Looks good-No matter the pattern-IMO....Cute little buggers...


----------



## SERRAPYGO (Feb 4, 2003)

Okay...I'll say it ...awwww...it doesn't get any cuter!


----------



## Guest (Jul 13, 2008)

Those are cute little Geckos.









Good job breeding them.


----------



## Mettle (Dec 29, 2003)

Thanks.

Really, they're super easy to breed. Just put them in a tank. Give them a place to lay eggs. They lay eggs. Haha.

Oh, and feeding and misting too.

Still, I'm pleased with myself.


----------



## dark FrOsT (Sep 23, 2006)

looks awesome, cant see what other morphs you can produce


----------



## Mettle (Dec 29, 2003)

I'm actually in the process of negotiating for a nice female that's advertised as an "orange cream fire". I'm not that up on my morphs, but she's nice, so she gets to come into the mix, haha.

I'm really starting to like flames and brindles.

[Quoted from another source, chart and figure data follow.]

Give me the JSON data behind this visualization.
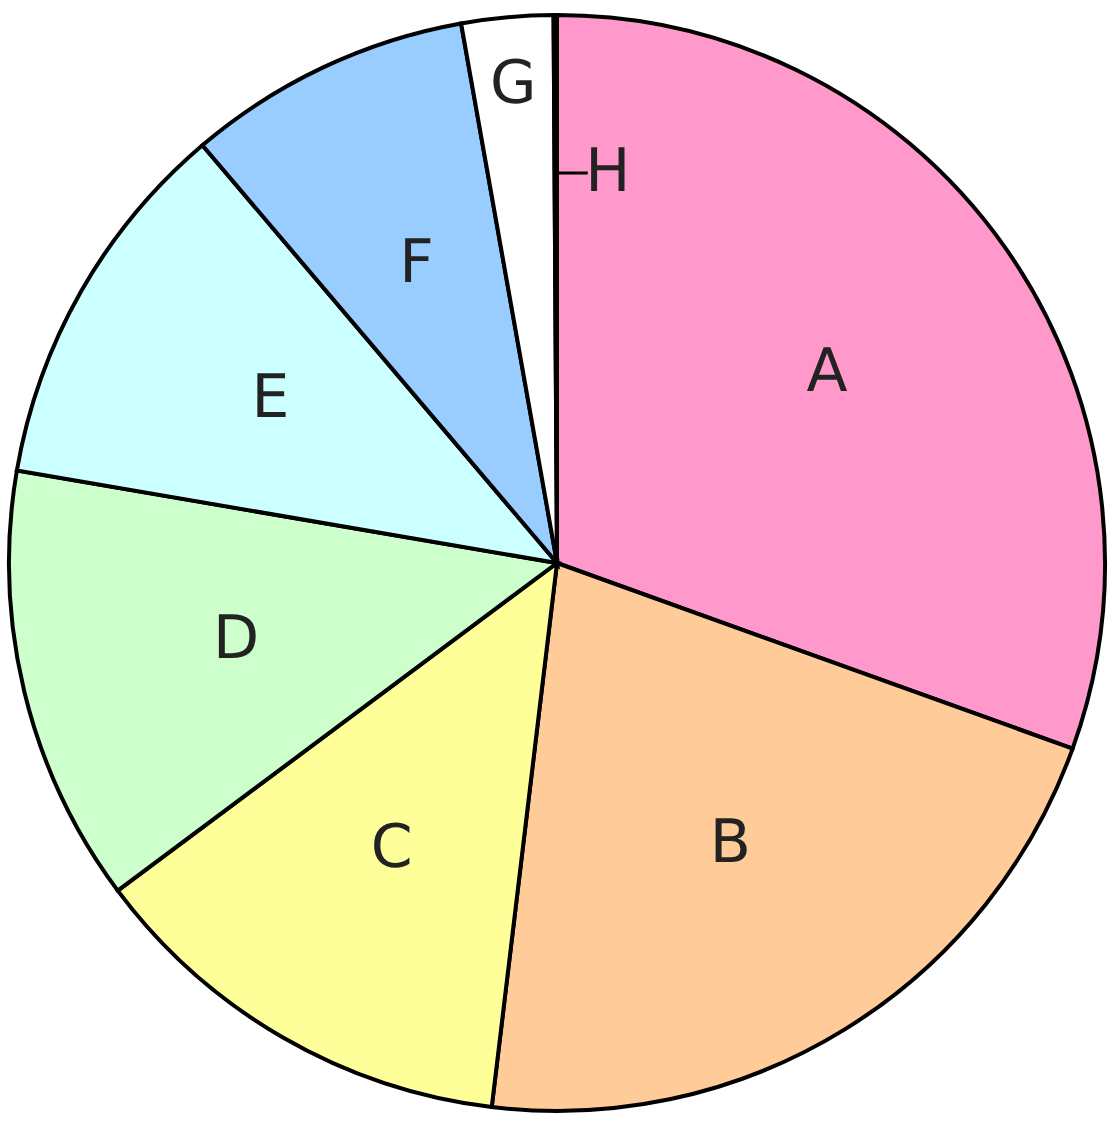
{
  "chart_data": {
    "type": "pie",
    "categories": [
      "A",
      "B",
      "C",
      "D",
      "E",
      "F",
      "G",
      "H"
    ],
    "values": [
      30.5,
      21.4,
      12.9,
      12.9,
      11.1,
      8.4,
      2.7,
      0.1
    ],
    "colors": [
      "#ff99cc",
      "#ffcc99",
      "#ffff99",
      "#ccffcc",
      "#ccffff",
      "#99ccff",
      "#ffffff",
      "#ff99cc"
    ]
  }
}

There are too many morphs to even wrap my head around... LOL.


----------



## dark FrOsT (Sep 23, 2006)

that sounds really cool cant wait to see a picture of it


----------



## Mettle (Dec 29, 2003)

Now I'm looking at getting two new babies. LOL. One locally though so that saves some money.


----------



## notaverage (Sep 10, 2005)

That is really cool!

Good job.....Dad!

haha


----------



## Mettle (Dec 29, 2003)

Haha, I'm definitely not the father. As cute as I find the female I definitely would NOT 'hit that'.


----------